The most unshakable part of this belief is that the neurons used to build these memory circuits are a depletable resource, like petroleum or gold. We are each bequeathed a finite number of cellular building blocks, and the supply gets smaller each year. That is certainly how it feels as memories blur with middle age and it gets harder and harder to learn new things. But like so many absolutes, this time-honored notion may have to be forgotten--or at least radically revised.
In the past year, a series of puzzling experiments has forced scientists to rethink this and other cherished assumptions about how memory works, reminding them how much they have to learn about one of the last great mysteries--how the brain keeps a record of our individual passage through life, allowing us to carry the past inside our head.
"The number of things we know now that we didn't know 10 years ago is not very large," laments Charles Stevens, a memory researcher at the Salk Institute in La Jolla, Calif. "In fact, in some ways we know less."
This much seems clear: the traces of memory--or engrams, as neuroscientists call them--are first forged deep inside the brain in an area called the hippocampus (after the Latin word for seahorse because of its arching shape). Acting as a kind of neurological scratch pad, the hippocampus stores the engrams temporarily until they are transferred somehow (perhaps during sleep) to permanent storage sites throughout the cerebral cortex. This area, located behind the forehead, is often described as the center of intelligence and perception. Here, as in the hippocampus, the information is thought to reside in the form of neurological scribbles, clusters of connected cells.
It has been considered almost gospel that these patterns are constructed from the supply of neurons that have been in place since birth. New memories, the story goes, don't require new neurons--just new ways of stringing the old ones together. Retrieving a memory is a matter of activating one of these circuits, coaxing the original stimulus back to life.
The picture appears eminently sensible.
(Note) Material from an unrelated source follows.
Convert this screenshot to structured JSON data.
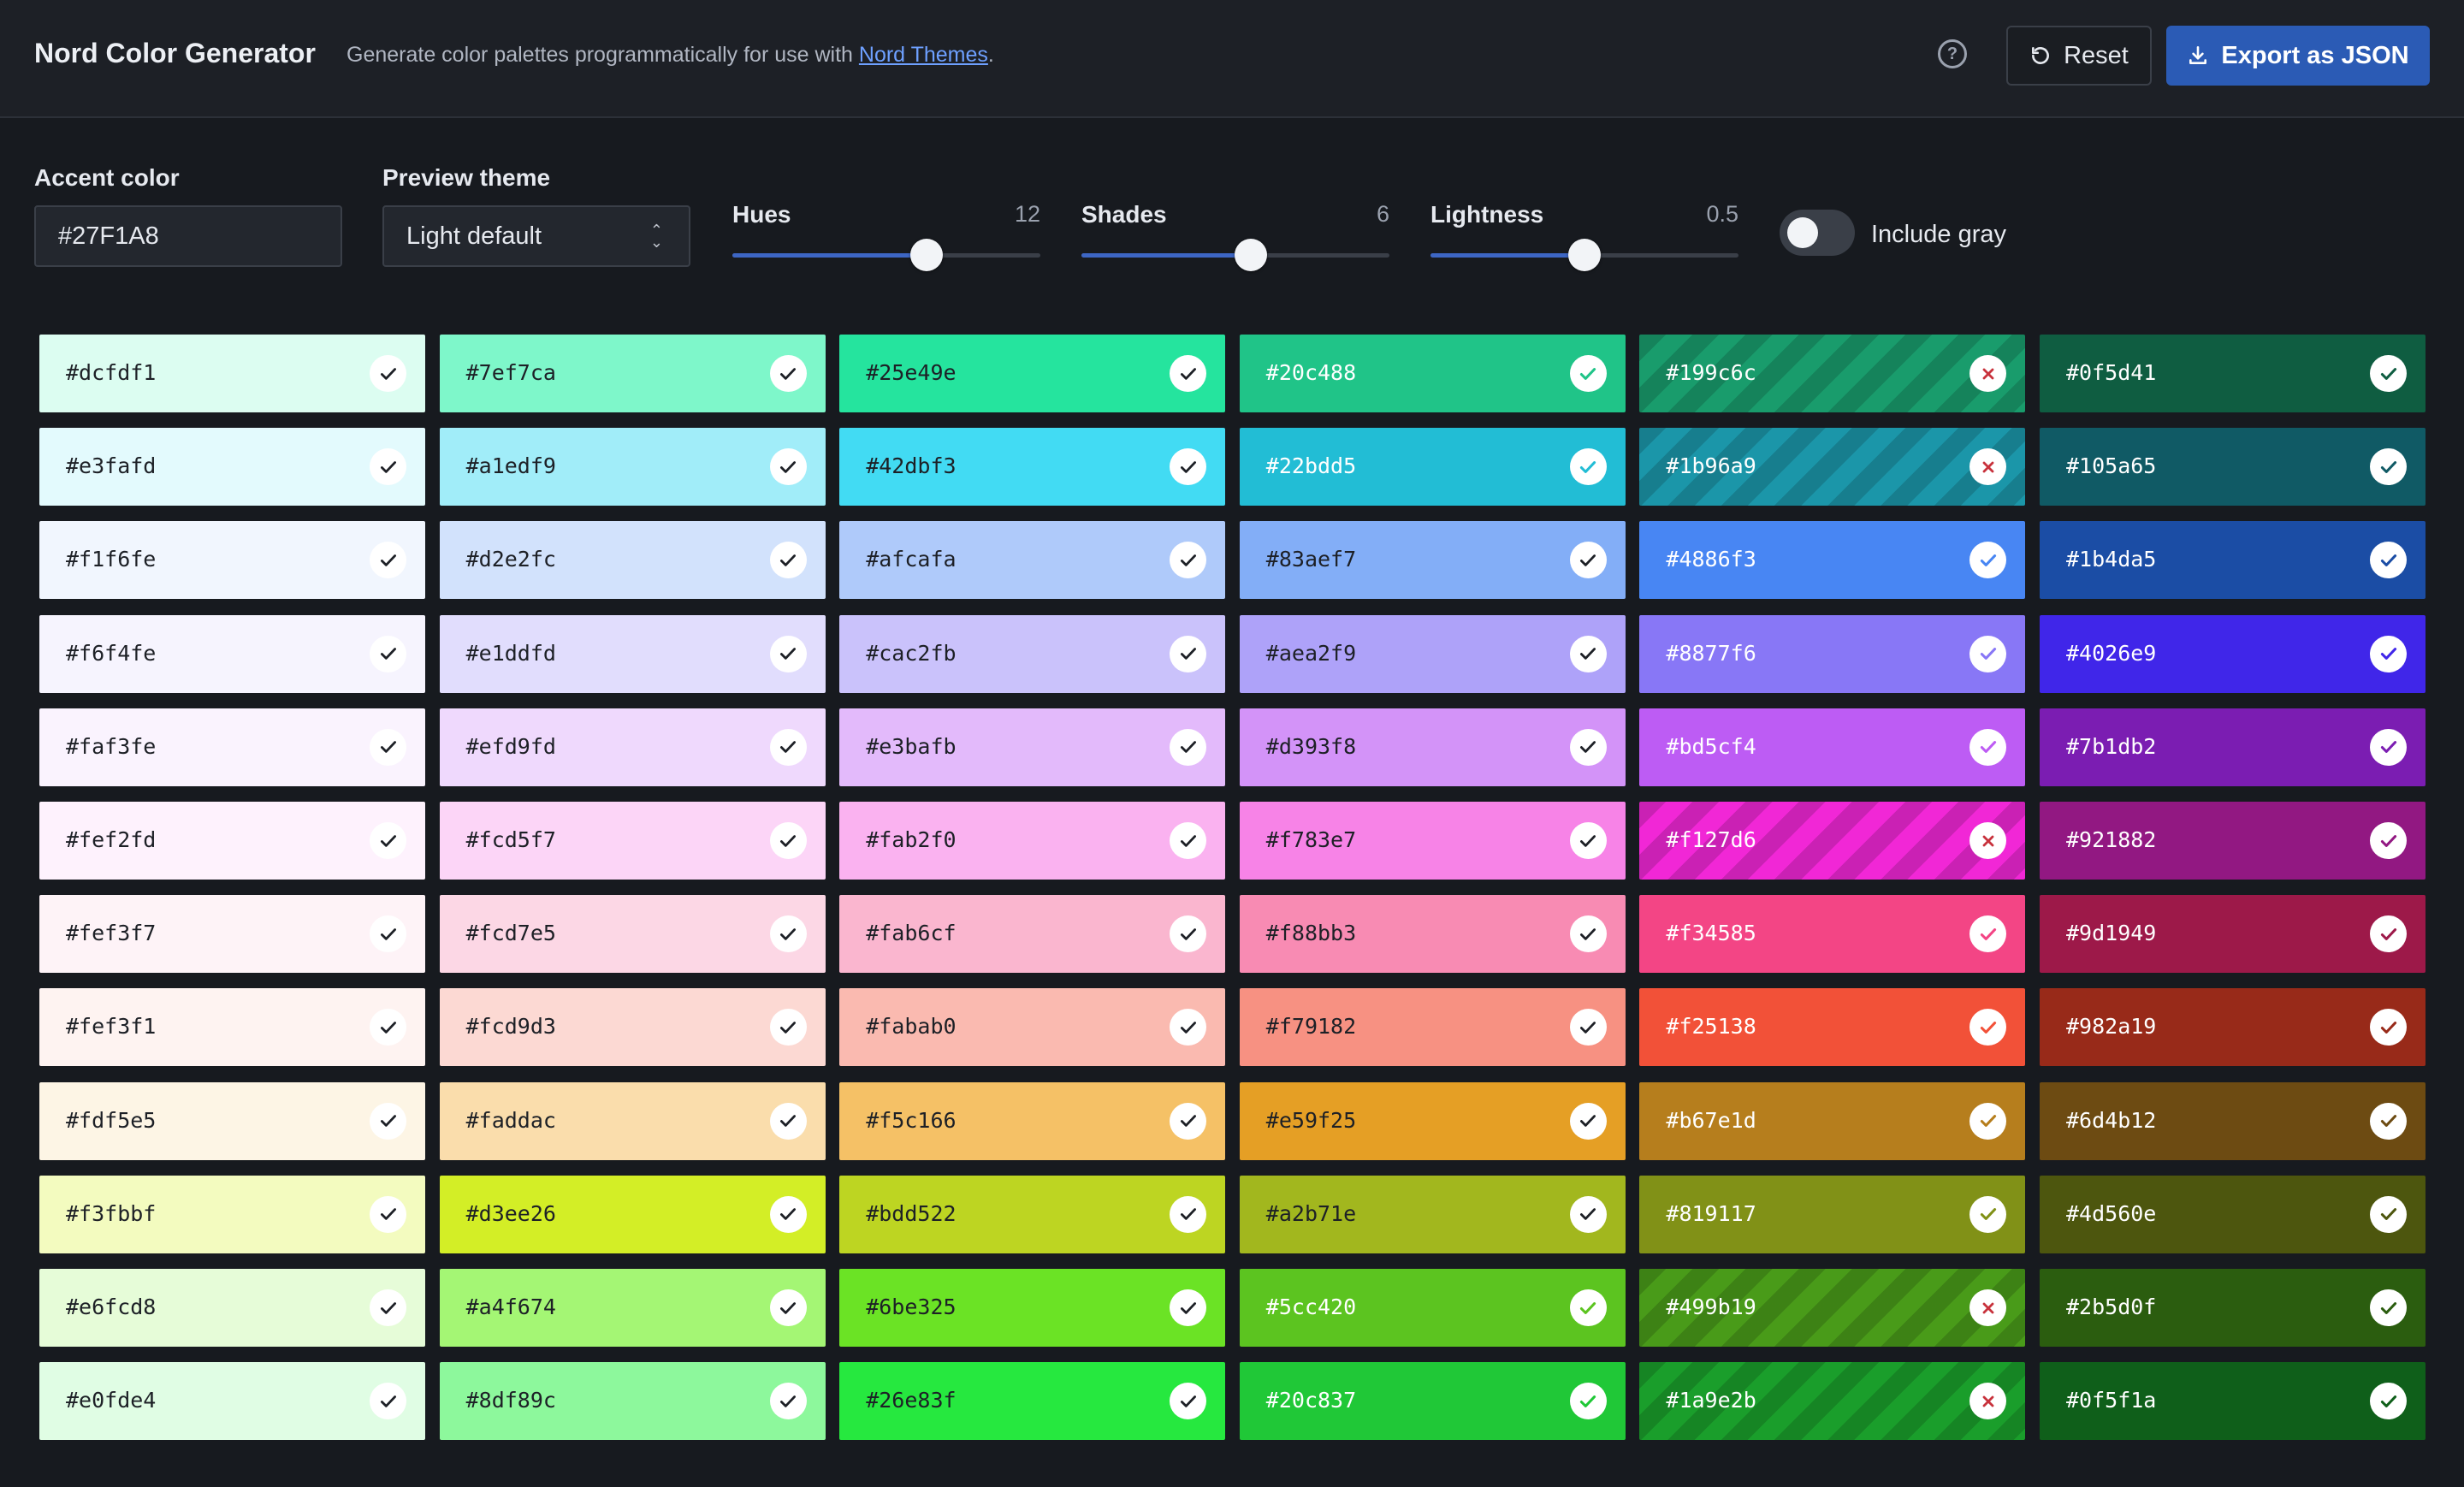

The billions of neurons in a single brain can be arranged in countless combinations, providing more than enough clusters to record even the richest life. If adult brains were cranking out new neurons as easily as skin and bone grow new cells, it would serve only to scramble memory's delicate filigree.
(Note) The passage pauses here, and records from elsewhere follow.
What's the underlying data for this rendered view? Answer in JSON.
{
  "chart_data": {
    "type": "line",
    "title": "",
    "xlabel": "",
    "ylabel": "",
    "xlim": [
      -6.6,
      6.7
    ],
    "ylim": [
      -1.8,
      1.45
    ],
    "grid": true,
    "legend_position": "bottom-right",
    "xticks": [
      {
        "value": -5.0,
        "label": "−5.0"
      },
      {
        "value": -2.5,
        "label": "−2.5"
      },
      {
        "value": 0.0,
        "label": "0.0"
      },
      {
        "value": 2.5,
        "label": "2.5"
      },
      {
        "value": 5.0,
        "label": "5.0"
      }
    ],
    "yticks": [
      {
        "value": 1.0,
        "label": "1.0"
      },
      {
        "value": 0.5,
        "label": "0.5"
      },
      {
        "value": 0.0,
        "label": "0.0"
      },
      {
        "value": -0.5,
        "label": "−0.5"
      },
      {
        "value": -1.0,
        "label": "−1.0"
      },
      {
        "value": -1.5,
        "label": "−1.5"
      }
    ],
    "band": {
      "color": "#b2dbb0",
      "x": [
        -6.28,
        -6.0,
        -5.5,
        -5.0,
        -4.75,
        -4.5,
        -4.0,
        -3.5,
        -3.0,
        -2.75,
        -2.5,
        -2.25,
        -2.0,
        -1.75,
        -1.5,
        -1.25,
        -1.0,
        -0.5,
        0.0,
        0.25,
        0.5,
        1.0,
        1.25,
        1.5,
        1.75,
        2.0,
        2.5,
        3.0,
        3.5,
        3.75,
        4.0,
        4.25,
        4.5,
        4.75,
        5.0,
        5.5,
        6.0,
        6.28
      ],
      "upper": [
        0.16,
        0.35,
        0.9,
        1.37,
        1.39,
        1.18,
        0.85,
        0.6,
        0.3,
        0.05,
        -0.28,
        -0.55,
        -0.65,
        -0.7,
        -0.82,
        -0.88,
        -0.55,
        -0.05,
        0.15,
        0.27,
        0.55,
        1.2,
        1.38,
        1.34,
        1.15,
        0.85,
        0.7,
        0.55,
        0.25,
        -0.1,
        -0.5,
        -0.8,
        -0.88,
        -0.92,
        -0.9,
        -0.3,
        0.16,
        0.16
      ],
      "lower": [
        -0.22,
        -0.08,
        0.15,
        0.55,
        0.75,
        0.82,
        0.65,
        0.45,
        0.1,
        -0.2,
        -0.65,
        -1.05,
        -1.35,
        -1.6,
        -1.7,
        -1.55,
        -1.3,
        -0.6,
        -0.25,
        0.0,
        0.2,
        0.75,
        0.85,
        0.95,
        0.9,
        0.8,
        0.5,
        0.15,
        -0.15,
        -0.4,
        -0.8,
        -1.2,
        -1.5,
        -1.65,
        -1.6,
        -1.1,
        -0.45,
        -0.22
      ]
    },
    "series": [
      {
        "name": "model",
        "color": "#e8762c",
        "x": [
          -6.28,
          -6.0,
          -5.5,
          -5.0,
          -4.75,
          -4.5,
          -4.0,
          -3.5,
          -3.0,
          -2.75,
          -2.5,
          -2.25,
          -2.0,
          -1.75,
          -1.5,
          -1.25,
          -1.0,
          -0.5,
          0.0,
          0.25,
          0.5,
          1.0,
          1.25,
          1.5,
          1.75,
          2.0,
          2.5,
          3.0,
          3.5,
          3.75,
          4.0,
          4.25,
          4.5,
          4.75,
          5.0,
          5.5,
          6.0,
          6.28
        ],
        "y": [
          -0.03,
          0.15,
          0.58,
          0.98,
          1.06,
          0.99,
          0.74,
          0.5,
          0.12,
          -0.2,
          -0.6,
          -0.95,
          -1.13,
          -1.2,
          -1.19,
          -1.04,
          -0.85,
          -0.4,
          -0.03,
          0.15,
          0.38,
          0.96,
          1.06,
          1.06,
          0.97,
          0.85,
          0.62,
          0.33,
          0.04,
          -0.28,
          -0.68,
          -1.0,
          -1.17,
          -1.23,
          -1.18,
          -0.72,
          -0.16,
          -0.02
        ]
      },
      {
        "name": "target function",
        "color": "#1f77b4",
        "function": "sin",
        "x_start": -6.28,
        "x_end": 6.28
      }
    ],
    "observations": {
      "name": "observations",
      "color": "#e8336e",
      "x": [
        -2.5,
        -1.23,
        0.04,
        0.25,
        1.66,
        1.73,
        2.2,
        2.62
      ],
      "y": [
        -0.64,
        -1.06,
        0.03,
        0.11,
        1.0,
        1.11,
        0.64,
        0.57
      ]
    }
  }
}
Studies with adult monkeys in the mid-1960s seemed to support the belief that the supply of neurons is fixed at birth. Hence the surprise when Elizabeth Gould and Charles Gross of Princeton University reported last year that the monkeys they studied seemed to be minting thousands of new neurons a day in the hippocampus of their brain. Even more jarring, Gould and Cross found evidence that a steady stream of the fresh cells may be continually migrating to the cerebral cortex.